For the JC posted March 30 2017
The Lithuanian parliamentary ombudsman, Augustinas Normantas, has refused to open an investigation into a complaint that his country’s Genocide and Resistance Centre presents a revisionist version of wartime history.
Instead, the ombudsman said that the centre itself must address the issue first, and “if its answer is disputed, then in a court of law”.
The complainant, Grant Gochin, has challenged the Genocide Centre’s description of Lithuania’s wartime treatment of its Jews, calling it “a distortion of history and an insult to the Jewish citizens of Lithuania”.

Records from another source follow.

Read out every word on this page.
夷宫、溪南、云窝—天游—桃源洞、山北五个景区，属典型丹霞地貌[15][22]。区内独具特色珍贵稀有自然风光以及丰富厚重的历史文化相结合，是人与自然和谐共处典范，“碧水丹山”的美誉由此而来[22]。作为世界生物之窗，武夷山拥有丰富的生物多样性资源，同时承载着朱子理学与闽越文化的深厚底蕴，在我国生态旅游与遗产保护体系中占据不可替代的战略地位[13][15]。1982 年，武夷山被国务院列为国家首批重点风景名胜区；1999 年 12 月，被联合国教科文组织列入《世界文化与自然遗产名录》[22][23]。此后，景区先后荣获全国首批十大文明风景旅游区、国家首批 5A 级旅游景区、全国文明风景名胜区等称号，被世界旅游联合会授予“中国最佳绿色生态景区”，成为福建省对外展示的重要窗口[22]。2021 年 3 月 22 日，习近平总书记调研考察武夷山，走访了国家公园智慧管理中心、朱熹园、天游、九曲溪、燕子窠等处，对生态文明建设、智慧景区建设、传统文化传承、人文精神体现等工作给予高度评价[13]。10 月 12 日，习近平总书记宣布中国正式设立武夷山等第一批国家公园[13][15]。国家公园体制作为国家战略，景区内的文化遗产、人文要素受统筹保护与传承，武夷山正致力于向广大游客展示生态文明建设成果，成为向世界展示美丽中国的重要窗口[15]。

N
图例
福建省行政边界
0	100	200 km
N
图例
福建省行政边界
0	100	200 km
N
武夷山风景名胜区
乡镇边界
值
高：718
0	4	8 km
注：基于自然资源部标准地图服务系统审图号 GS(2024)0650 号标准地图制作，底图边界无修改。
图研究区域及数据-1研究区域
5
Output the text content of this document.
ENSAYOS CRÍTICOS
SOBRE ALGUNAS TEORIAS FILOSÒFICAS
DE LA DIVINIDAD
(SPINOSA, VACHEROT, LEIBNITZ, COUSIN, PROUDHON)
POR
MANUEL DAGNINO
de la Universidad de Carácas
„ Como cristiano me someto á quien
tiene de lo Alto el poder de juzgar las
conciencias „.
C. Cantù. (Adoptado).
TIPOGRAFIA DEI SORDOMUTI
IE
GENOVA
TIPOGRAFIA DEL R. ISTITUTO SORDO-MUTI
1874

Mr Gochin, who is from Los Angeles but has taken out Lithuanian citizenship, has singled out the centre’s portrayal of two wartime leaders, Jonas Noreika and Kazys Skrpa.
Noreika, who is depicted as a hero by the Genocide Centre, took part in the mass murder of Lithuanian Jews in the summer of 1941, when he was the local commandant, Mr Gochin said. The Jews were first rounded up and locked in synagogues, then taken in groups every night to the forest and shot. Noreika, said Mr Gochin, gave orders for the shooting — but the Genocide Centre argued there was no documentation to link him with such massacres.
Just as damning, said Mr Gochin, was the Genocide Centre’s depiction of Skrpa, founder of the antisemitic Lithuanian Activist Front. He headed a provisional government in Lithuania in 1941 and in its six weeks of activity, more than 5,000 Jews were murdered in pogroms and mass murders. The Genocide Centre claimed Skrpa, who denounced Jews in speeches, was trying to save Jews from deportation.
Efraim Zuroff of the Simon Wiesenthal Centre in Jerusalem has backed Mr Gochin, and said the Lithuanian authorities were “very culpable. They have glorified individual activists involved in Holocaust crimes because they are heroes of the anti-Soviet resistance. There are statues, and streets named after these people. Should they be honoured? One hundred per cent, not.”
Mr Zuroff added that the Lithuanian government and the Genocide Centre were “leading the effort to promote the theory of double genocide — by the Soviets and the Nazis against the peoples of eastern Europe. There is no one investigating collaboration with the Nazis, and some of them have been described as Righteous Gentiles — but they are people that Yad Vashem has rejected.”
An angry Mr Gochin said that Lithuania had what he called “a circular process.”
He added: “I complain to the President, who says I have to ask [the director of the Genocide Centre] Terese Birute Burauskaite. Then I complain to Parliament: it says I have to complain to Buraskaite or the President, so Burauskaite is in the sole position to determine her own truth, in the name of the government.”
Ms Burauskaite did not respond to the JC’s requests for comment, claiming she had to wait for the ombudsman’s decision.